Someone else says that Boghossian is “representing” the white race.  That is silly.  Since the aforementioned young man is white, is he representing the white race?  Really?  All of it?  At another point a woman asks Boghossian if he is “trying to cause trouble”.  The answer is not difficult. No, he’s doing “street epistemology.”  It’s called thinking. 

The group’s central claim is that Boghossian’s exercise is “harmful”.   Boghossian asks them what is harmful about it but none of them ever manages to say what the harm is.  They do repeat their claim that Boghossian’s exercise is harmful, that people felt bad and the like, but repeating a thesis is not justifying it.  A woman states that some people went home because they saw his sign.  However, that does not show that anyone was harmed.  It may show that they think they were harmed but thinking one has been harmed is not the same thing as being harmed.   When a psychiatrist probes into a patient’s past the patient may feel they have been harmed and  resist when, in fact, the psychiatrist is helping them.  Have today’s social workers forgotten this?

One particularly comical exchange occurs when a woman sanctimoniously asks Boghossian if he knows about the view, which she wrongly regards as settled fact, that gender is a social construction.  Boghossian is a philosophy Ph.D. who teaches gender studies.  He will know far more about that controversial theory than any of them and there are plenty of scientific reasons to question that social construction of gender “theory”.

One woman asserts the platitude that “we’re talking about real humans and their lived experience and positionality and their identities” and adds that we’re here to “advocate and elevate” those who might be harmed by this statement.”  Again, that presupposes rather than provides an account of how Boghossian’s sign “harms” anyone.   The entire group continually demonstrates that they do not understand what a “reflective” investigation is, that is, the distinction between asserting that P and asking, reflectively, what “P” means or why a rational person should believe that P. 

Another woman says that the harm is that “gender minority” people “might feel suicidal ideation when they see messages like this all throughout their lives.  “This is supposed to be a safe space where people can feel safe in their own identities”.  First, one cannot have a genuine university that is a “safe space” but that is another discussion.  Second, her own statement undermines her attempted explanation.  Boghossian did not put that message on the sign “all throughout their lives”.  He did it one afternoon and the remedy for that is to approach Boghossian and ask, “Do you think there are only two genders?” to which Boghossian would reply, “I am only doing street epistemology, not stating my own views”.  One does not help people by turning them into psychological invalids who cannot face a challenging message.  Ironically, one HARMS them by doing that.

The group never grasps that Boghossian does not assert theses.  He is imitating what Socrates (fifth century BC Athens), in Plato’s Socratic dialogues, did, namely, asking people questions about their beliefs.  Just as Socrates’s countrymen were not very happy at being asked to justify their beliefs, this group was not happy with Boghossian because they manifestly cannot explain or justify their beliefs.  When, after taking the group’s questions for some time, Boghossian starts asking them some questions, many of them walk away.  They can question you but you must not question them.

Not a single person in the group has any idea whatsoever what Boghossian was doing.
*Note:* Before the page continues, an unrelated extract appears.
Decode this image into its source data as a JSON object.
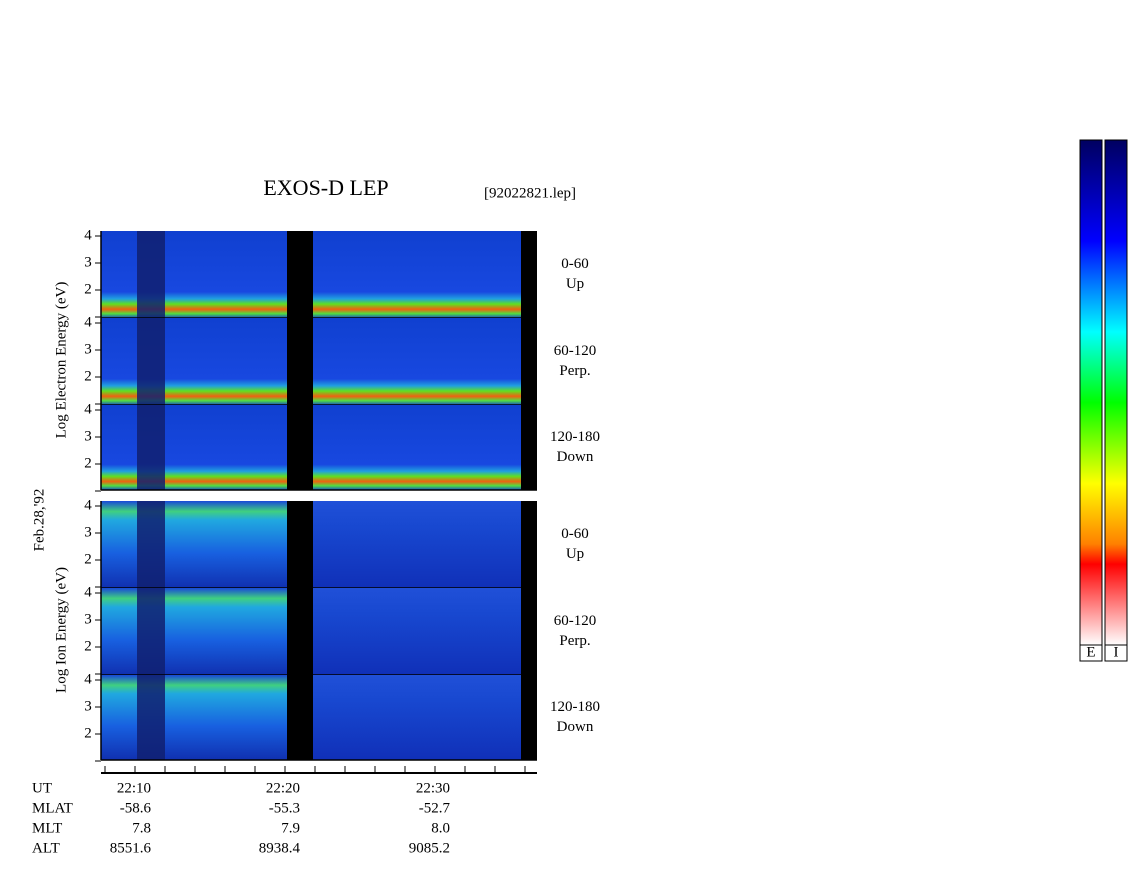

None have any idea what a reflective inquiry is and literally none have any idea how to formulate a thesis and defend it.  At one point several people enthusiastically say they wanted to find out what Boghossian thinks, as if, in a what is supposed to be a free country, that is any of their business, but none of them, except in a trivial sense, ever tried to find out what Boghossian was doing on the sidewalk.  They came to lecture and hector him. 

Their most honest moment was when at the beginning they yelled “F*** you! We’re going to disrupt you.”  They succeeded in their life’s mission.  They learned nothing, just like the un-reflective buffoons who executed Socrates in 399 B.C.